Nothing could stop the growth of speculation in the tulip market, especially when money started coming in from foreign investors, and prices inevitably started to rise steeply. Before long the money changing hands as people gambled on the future value of tulip bulbs that did not yet exist was out of all proportion to what the bulbs were really worth.
As the bubble expanded in the early 1630s, more and more people, most of whom had absolutely no interest in owning tulips, put increasing sums of money into the market, buying and selling futures contracts in the expectation of always making a profit. Even people with relatively modest means sold possessions in order to have money to invest in tulips.
(Hendrik Pot’s satire on the tulip mania. The Dutch people throw away the tools of their trade to follow the tulip wagon (equivalent to the “apple cart”), the fate of which is foretold by the background image of it adrift in the sea)
It paid the people who actually owned the tulip bulbs not to sell them, because they knew that they would be able to charge a much higher price for them at some future date. At the height of the market, in 1636, one bulb was traded for the equivalent of $35,000 dollars, a sum that the average Dutch worker would take more than 16 years to earn.

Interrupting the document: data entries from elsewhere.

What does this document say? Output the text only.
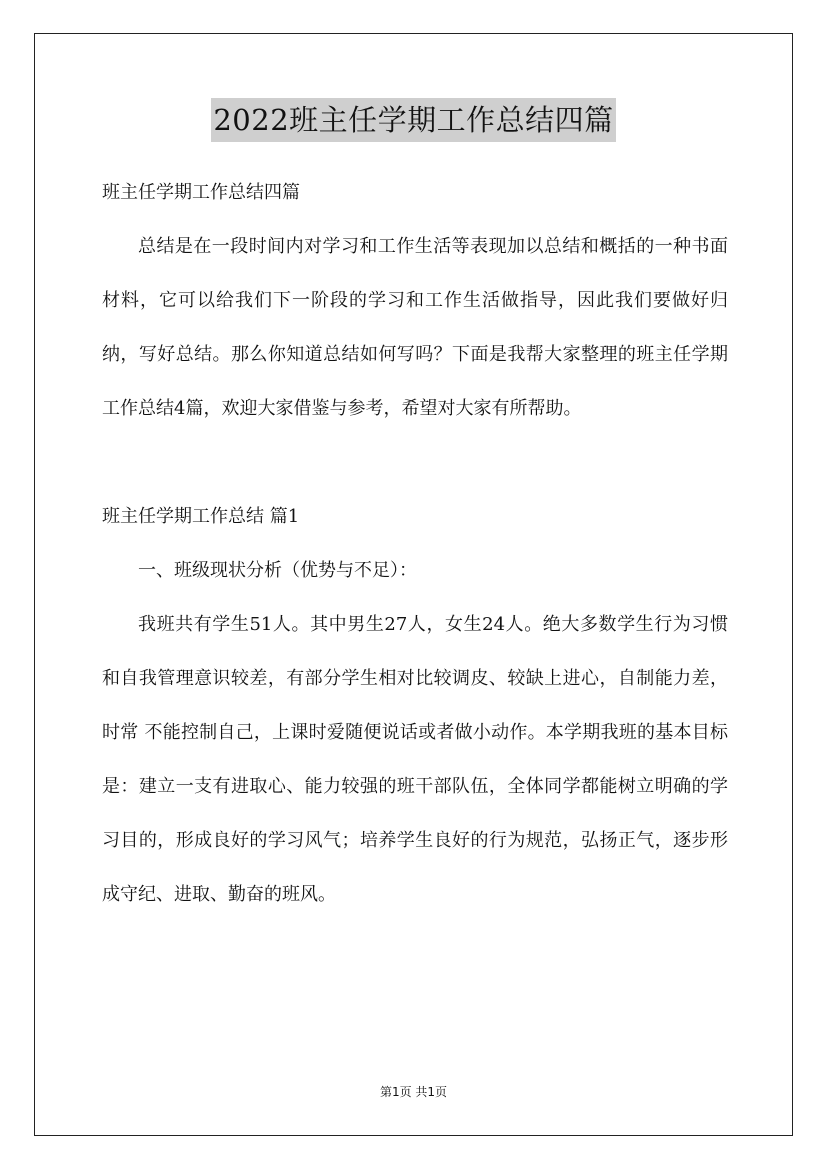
2022班主任学期工作总结四篇

班主任学期工作总结四篇

总结是在一段时间内对学习和工作生活等表现加以总结和概括的一种书面材料，它可以给我们下一阶段的学习和工作生活做指导，因此我们要做好归纳，写好总结。那么你知道总结如何写吗？下面是我帮大家整理的班主任学期工作总结4篇，欢迎大家借鉴与参考，希望对大家有所帮助。

班主任学期工作总结 篇1

一、班级现状分析（优势与不足）：

我班共有学生51人。其中男生27人，女生24人。绝大多数学生行为习惯和自我管理意识较差，有部分学生相对比较调皮、较缺上进心，自制能力差，时常 不能控制自己，上课时爱随便说话或者做小动作。本学期我班的基本目标是：建立一支有进取心、能力较强的班干部队伍，全体同学都能树立明确的学习目的，形成良好的学习风气；培养学生良好的行为规范，弘扬正气，逐步形成守纪、进取、勤奋的班风。

第1页 共1页
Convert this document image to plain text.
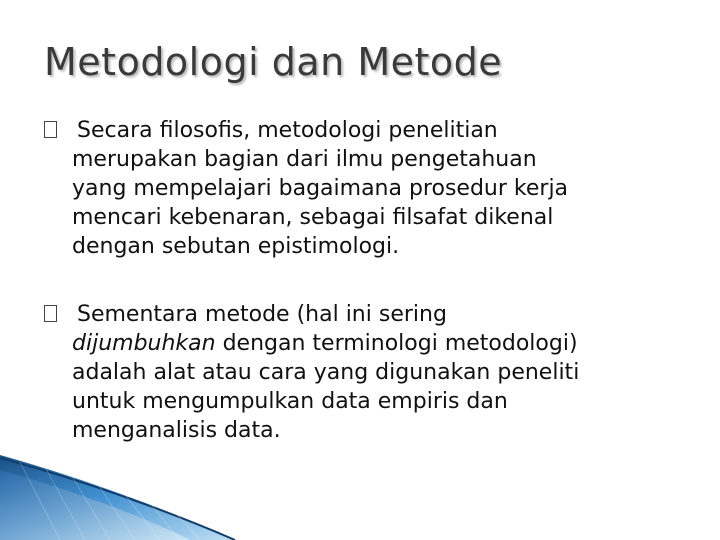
Metodologi dan Metode
Secara filosofis, metodologi penelitian
merupakan bagian dari ilmu pengetahuan
yang mempelajari bagaimana prosedur kerja
mencari kebenaran, sebagai filsafat dikenal
dengan sebutan epistimologi.
Sementara metode (hal ini sering
dijumbuhkan dengan terminologi metodologi)
adalah alat atau cara yang digunakan peneliti
untuk mengumpulkan data empiris dan
menganalisis data.
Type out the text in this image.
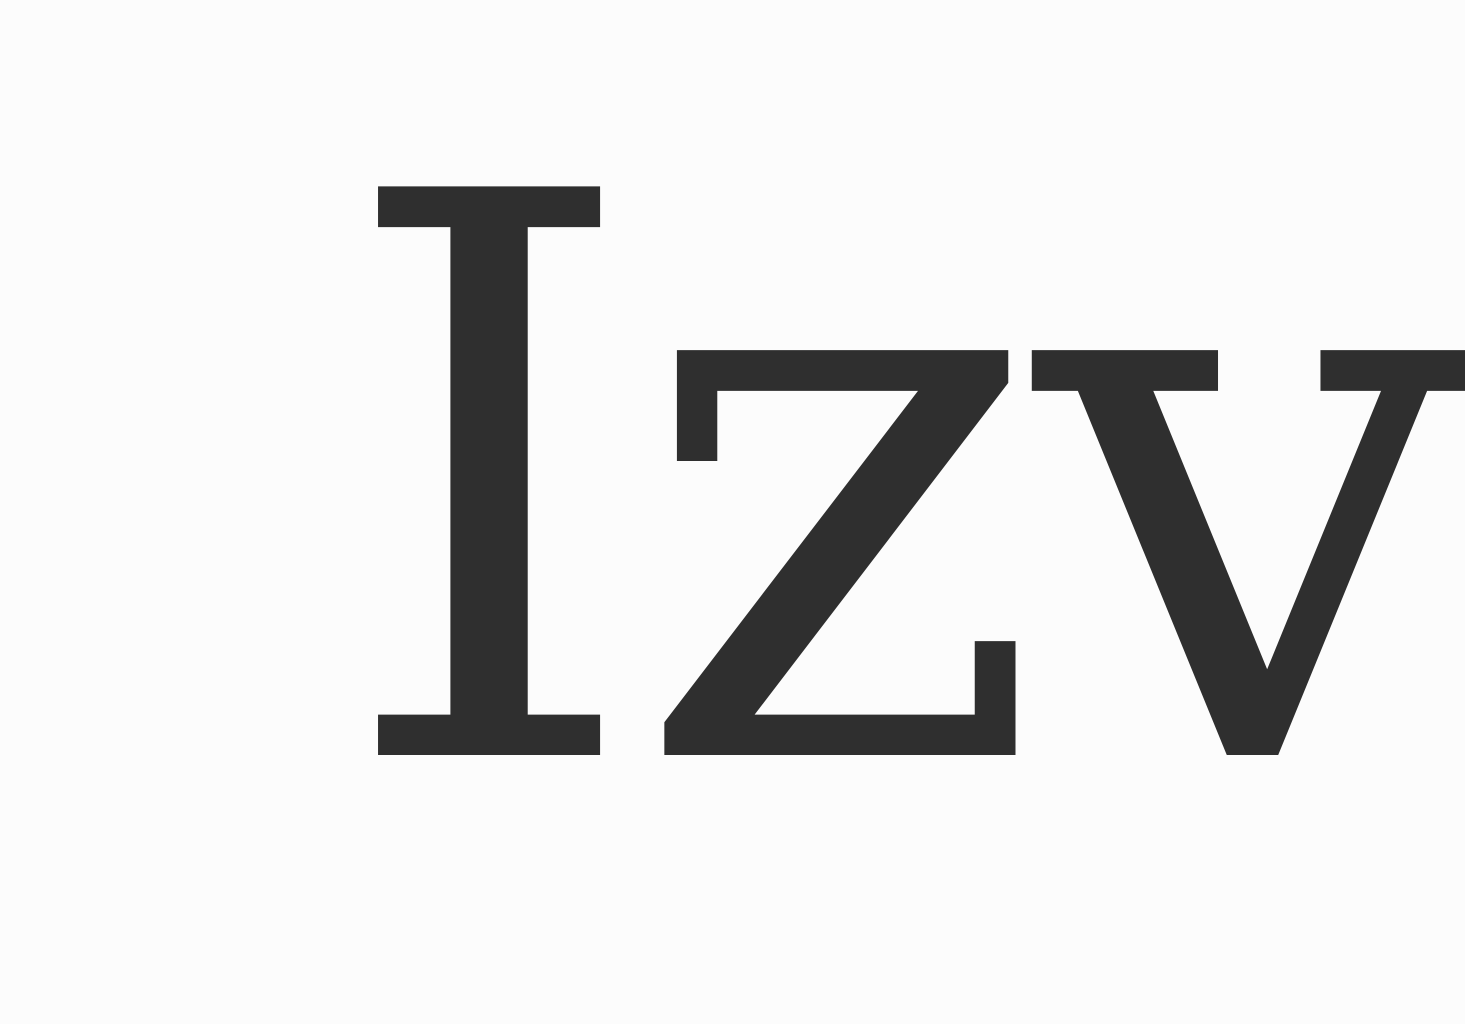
Izv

The bubble had to burst, and it did so in February 1637 when the price of tulips collapsed because nobody could afford to buy them. Some people who saw the end coming, and traded in their investments at the right time, made huge fortunes, but for most investors it was a disaster as they lost virtually all their money. Those people who had foolishly put more into tulip futures than they could afford to lose were the biggest losers and many became destitute as a result.
It would be encouraging to be able to say that this experience taught people across Europe and the world a salutary lesson in why one should never invest money in schemes that are not founded on real and substantial assets. However, human greed and the chance of making a quick buck for relatively little effort are factors that are guaranteed to lead people astray. Whether it is the South Sea Bubble and the Mississippi Land Bubble of the 1720s, or the dot-com bubble of the 1990s, people with more money than sense will always, it seems, find innovative ways of losing it. Unfortunately, as the more recent Subprime Mortgage Bubble has shown, the consequences of such disasters do not just affect those people who make the mistakes.